Wernher von Braun and his team of rocket scientists changed all that. Following in the developmental footsteps of American scientist Robert Goddard, von Braun's team created a continuously-improved collection of liquid-fueled missiles in the mid-1930s called the Aggregat series. Aggregat-1 was a 4-foot-tall rocket with a gyroscope in the nose, and incorporated Goddard's turbo-pump ideas to move fuel into the engine. The second group of Aggregat rockets were fully operational and flew in test launches to altitudes over a mile high. The A3 series, although never successfully launched, incorporated both a stabilizing gyroscope, plus two additional "steering" gyroscopes that manipulated thrust vanes placed in the path of the rocket exhaust.

Dr. von Braun, at right, explaining rocketry to his customer base.
"Nazi, Shmatzi," says Wernher von Braun.
Then came the A4, or as the Nazis named it, Vergeltungswaffe 2 (Vengence Weapon 2), or V-2. The V-2 was huge - over 45 feet tall, and capable of carrying a 500-lb. payload 55 miles into the sky, and then hit a target 200 miles away at more than four and a half times the speed of sound. It wasn't very accurate, but the speed and the magnitude of the destruction where it landed was a significant advancement in rocket warfare. By the time World War II ended, three thousand V-2s had killed over seven thousand military and civilians on the ground.

After the war, the United States military snapped up von Braun's rocketeers in Operation Paperclip, shuffling the German rocket scientists off to the desert of White Sands, New Mexico. Here, in what the license plates call the Land of Enchantment, von Braun's scientists were given access to the captured equipment from their V-2 days, and instructed to build follow-on missiles with extended range and payload-carrying abilities.
I thought the V2s were all black-and-white, but many were in yellow jacket color schemes.

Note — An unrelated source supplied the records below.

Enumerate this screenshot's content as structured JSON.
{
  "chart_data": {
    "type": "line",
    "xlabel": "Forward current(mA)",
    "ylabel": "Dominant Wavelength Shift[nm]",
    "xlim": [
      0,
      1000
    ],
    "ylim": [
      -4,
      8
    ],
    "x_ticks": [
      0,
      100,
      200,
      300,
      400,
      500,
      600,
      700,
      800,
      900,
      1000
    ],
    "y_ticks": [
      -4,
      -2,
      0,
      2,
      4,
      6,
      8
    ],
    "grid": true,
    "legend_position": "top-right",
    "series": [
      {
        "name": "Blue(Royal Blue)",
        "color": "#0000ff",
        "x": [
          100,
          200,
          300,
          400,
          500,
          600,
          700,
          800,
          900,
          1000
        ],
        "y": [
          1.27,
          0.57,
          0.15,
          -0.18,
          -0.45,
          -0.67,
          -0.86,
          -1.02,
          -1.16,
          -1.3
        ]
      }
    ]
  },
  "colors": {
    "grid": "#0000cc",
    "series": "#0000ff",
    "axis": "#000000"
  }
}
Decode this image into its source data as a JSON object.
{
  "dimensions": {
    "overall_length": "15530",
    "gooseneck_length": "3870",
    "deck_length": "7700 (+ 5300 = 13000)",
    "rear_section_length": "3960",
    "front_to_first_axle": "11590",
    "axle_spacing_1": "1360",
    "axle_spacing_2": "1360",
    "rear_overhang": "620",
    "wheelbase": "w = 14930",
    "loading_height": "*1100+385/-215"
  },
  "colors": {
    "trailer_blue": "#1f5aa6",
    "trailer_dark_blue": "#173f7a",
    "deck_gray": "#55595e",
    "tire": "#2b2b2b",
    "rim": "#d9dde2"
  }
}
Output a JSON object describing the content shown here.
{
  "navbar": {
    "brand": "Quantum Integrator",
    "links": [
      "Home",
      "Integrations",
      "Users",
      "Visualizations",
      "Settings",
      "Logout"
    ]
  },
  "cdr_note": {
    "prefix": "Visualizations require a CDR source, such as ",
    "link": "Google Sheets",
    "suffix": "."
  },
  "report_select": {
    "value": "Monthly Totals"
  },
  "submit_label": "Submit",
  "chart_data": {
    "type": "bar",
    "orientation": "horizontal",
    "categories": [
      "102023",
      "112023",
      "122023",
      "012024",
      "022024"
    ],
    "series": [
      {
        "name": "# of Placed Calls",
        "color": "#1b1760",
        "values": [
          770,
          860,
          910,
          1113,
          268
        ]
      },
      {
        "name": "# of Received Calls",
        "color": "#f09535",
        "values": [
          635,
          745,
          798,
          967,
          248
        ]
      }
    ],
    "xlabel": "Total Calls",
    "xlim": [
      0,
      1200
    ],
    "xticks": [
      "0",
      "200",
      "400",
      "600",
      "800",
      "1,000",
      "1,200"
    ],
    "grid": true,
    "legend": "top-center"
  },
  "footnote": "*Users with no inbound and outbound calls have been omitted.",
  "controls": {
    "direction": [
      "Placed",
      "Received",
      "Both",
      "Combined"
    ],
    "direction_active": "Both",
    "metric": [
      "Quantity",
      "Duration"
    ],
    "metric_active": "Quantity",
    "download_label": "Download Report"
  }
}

Among the captured V-2 equipment were entire, unfired V-2 rockets. The Germans tinkered with the war machines, recalibrating the gyroscopes and aligning the rocket vanes to carry the payloads to higher altitudes.

On October 24th, 1946, the thirteenth post-war V-2 was launched in a near vertical configuration. Inside the nose of the rocket, a 35mm motion picture camera was bolted next to an inspection porthole and aimed perpendicular to the direction of travel. A steel ball bearing in a tube leaned against a lever that sat atop the camera's shutter release. When the engine thrust ceased after 45 seconds, the ball bearing (and everything else in the ship) would experience zero gravity, and would no longer be pressing down on the lever. The shutter clicked at an altitude of 65 miles, and this is the first image created by that action:
High over New Mexico

The camera took another picture every 1.5 seconds for the rest of the trip, as the V-2 coasted up to an altitude of 107.5 miles before falling back to Earth. The ship pranged into the desert floor a few minutes later, destroying the rocket and the camera, but leaving the sturdy frame of the film cassette unscathed.

Before the launch, the most distant photos of Earth were taken from balloons at an altitude of 13 miles. This mission moved that record to an altitude five times the previous height. This photo, showing the curvature of the Earth, and taken from the edge of space, can easily be considered the first photograph of the Space Age.